DeepSeek Allegedly Shifts from OpenAI to Gemini for Training New AI Models
The company however has not disclosed its training data sources

Chinese AI firm DeepSeek recently released an updated version of its reasoning model R1, which demonstrated strong performance on math and coding benchmarks.
While the company has not disclosed its training data sources, some researchers suspect the model may have been trained using outputs from Google’s Gemini AI.
Melbourne-based developer Sam Paech claims that R1-0528 exhibits language patterns similar to Gemini 2.5 Pro, suggesting possible data overlap.
If you're wondering why new deepseek r1 sounds a bit different, I think they probably switched from training on synthetic openai to synthetic gemini outputs. pic.twitter.com/Oex9roapNv
— Sam Paech (@sam_paech) May 29, 2025
Another developer, known as the creator of “SpeechMap,” noted that the model’s internal reasoning patterns resemble those of Gemini.
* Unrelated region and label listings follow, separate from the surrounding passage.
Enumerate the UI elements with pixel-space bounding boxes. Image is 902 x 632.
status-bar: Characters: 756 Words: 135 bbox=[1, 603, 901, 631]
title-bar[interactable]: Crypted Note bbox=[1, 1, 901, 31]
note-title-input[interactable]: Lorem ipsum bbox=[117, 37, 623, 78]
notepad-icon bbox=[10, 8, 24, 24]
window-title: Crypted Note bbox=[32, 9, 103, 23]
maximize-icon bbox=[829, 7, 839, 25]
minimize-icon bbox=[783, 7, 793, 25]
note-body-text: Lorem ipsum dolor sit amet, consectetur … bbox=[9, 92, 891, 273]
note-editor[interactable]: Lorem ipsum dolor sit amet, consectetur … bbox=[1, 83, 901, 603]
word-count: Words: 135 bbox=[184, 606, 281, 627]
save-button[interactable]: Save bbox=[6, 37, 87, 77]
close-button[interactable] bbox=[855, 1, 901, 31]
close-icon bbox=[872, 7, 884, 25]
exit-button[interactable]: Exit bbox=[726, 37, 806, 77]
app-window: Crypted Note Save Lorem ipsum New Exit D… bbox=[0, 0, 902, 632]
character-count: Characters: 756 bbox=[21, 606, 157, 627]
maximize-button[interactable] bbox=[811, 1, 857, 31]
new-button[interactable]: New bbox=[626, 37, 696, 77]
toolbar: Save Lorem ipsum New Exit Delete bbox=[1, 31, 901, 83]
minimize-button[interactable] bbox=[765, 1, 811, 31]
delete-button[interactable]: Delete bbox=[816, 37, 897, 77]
In March, Google unveiled Gemini 2.5, its latest AI model designed to handle complex reasoning and coding tasks. This release includes the Gemini 2.5 Pro Experimental, which has secured the top spot on the LMArena leaderboard and excels in various coding, math, and science benchmarks.
Interestingly, DeepSeek has previously faced allegations of using data from rival AI models in its training processes. Last year, developers noticed that its V3 model frequently referred to itself as ChatGPT—OpenAI’s chatbot—raising suspicions that it may have been trained on ChatGPT conversation logs.
Earlier this year, OpenAI told the Financial Times it had uncovered evidence linking DeepSeek to "distillation," a method of training smaller models using outputs from more advanced ones.